The two clubs were rivals until the Covenant Club closed in 1986, by which point the Standard Club was welcoming members of diverse backgrounds. It’s worth noting that when the Covenant Club announced that it would vacate its downtown building, it maintained that it would continue to exist in a more modern facility. As the club’s director told the Tribune in late 1985: “The club will not cease operations. We`re merely selling our real estate … and looking for another clubhouse.”
The club did cease operations.
The Standard Club now faces a similar situation. The ornate building is old and dark, with facilities that most agree need upgrading. The club’s heyday came when the Loop lacked the current bonanza of lunch and dinner options, but its location has become a liability: a tiny side street with no parking aside from an expensive valet when much of the downtown action—in terms of offices and retail—has moved to the east, west and north.

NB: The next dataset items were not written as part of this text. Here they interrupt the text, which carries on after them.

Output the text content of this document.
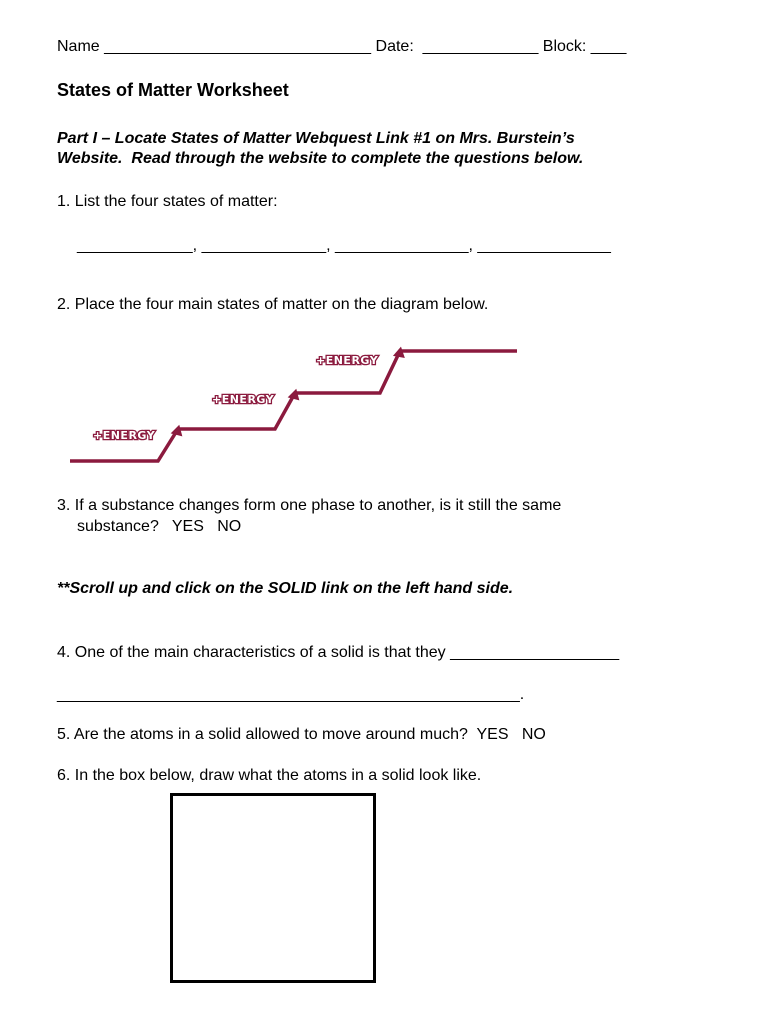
Name ______________________________ Date:  _____________ Block: ____
States of Matter Worksheet
Part I – Locate States of Matter Webquest Link #1 on Mrs. Burstein’s
Website.  Read through the website to complete the questions below.
1. List the four states of matter:
_____________, ______________, _______________, _______________
2. Place the four main states of matter on the diagram below.
+ENERGY
+ENERGY
+ENERGY
3. If a substance changes form one phase to another, is it still the same
substance?   YES   NO
**Scroll up and click on the SOLID link on the left hand side.
4. One of the main characteristics of a solid is that they ___________________
____________________________________________________.
5. Are the atoms in a solid allowed to move around much?  YES   NO
6. In the box below, draw what the atoms in a solid look like.
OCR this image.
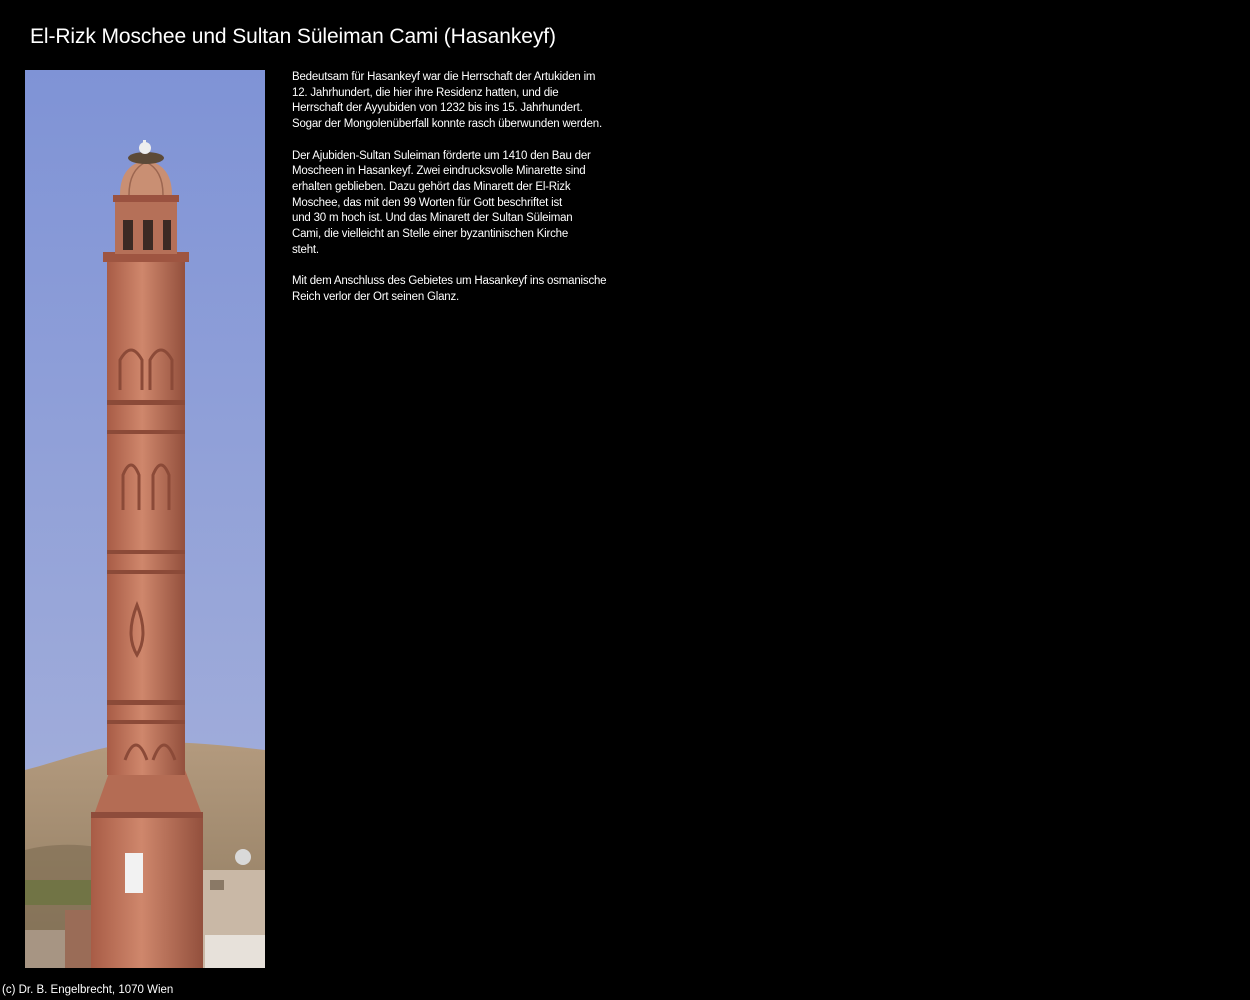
El-Rizk Moschee und Sultan Süleiman Cami (Hasankeyf)

Bedeutsam für Hasankeyf war die Herrschaft der Artukiden im
12. Jahrhundert, die hier ihre Residenz hatten, und die
Herrschaft der Ayyubiden von 1232 bis ins 15. Jahrhundert.
Sogar der Mongolenüberfall konnte rasch überwunden werden.

Der Ajubiden-Sultan Suleiman förderte um 1410 den Bau der
Moscheen in Hasankeyf. Zwei eindrucksvolle Minarette sind
erhalten geblieben. Dazu gehört das Minarett der El-Rizk
Moschee, das mit den 99 Worten für Gott beschriftet ist
und 30 m hoch ist. Und das Minarett der Sultan Süleiman
Cami, die vielleicht an Stelle einer byzantinischen Kirche
steht.

Mit dem Anschluss des Gebietes um Hasankeyf ins osmanische
Reich verlor der Ort seinen Glanz.

(c) Dr. B. Engelbrecht, 1070 Wien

The relatively shiny East Bank Club, a massive 40-year-old fitness center located on the north side of the river, is the more popular upscale exercise destination for Jews and non-Jews alike. It hosts its share of bar/bat mitzvah parties too, though an athletic club is unlikely to replace the Standard Club as a home for life-cycle events. Nasatir proposed to his wife at the Standard Club, they got married there and hosted their daughter’s bat mitzvah there.
“This was a huge part of my life, so when the club started having its difficulties, it was like sticking a dagger in my heart,” Nasatir says. “Toward the end you saw that less people were going to lunch. Even the [basketball] game began to dwindle in numbers. It was a slow burn.”
Like many cultural institutions and religious organizations, the Standard Club has felt the impact of younger generations preferring to take an a la carte approach to experiences rather than committing to memberships. Multiple Standard Club members also mentioned that the organization was hurt by the Tax Reform Act of 1986, before which dues had been deductible, and law firms and other businesses were more likely to underwrite partners’ memberships.
According to tax filings available on the Charity Navigator website, the 2012 Form 990 showed the club ending the year with about $6 million in assets and almost $7.8 million in liabilities, a $1.8 million difference. By 2016, the assets had dipped to $4.9 million, and the liabilities had grown to $9.5 million, a $4.6 million difference.
Another venerable club, the Chicago Athletic Association on Michigan Avenue, suffered a similar decline and closed in 2007. That building now houses a boutique hotel.
The Standard Club looked to be traveling down such a path when it announced that its building would be put up for sale and its valuable art collection would be auctioned off. Those transactions, however, have yet to happen.
Count Nasatir among those who hopes that when the pandemic has passed, the Standard Club will remain standing in some form or other.
“Who knows what the Loop is going to look like in a year?” Nasatir said. “Even if we don’t come back to normal, there’s never going to be a lack of people wanting to be together. Especially in the Jewish world, we live for being together, for being heimishy and giving each other a hug. Even if the business landscape changes, there’s still going to be a need to have a place for people to come together on a personal level and professional level and break bread and enjoy simchas.”
Ed. Note: This story was altered to include the fact that the original Standard Club building was designed by Dankmar Adler and Louis Sullivan.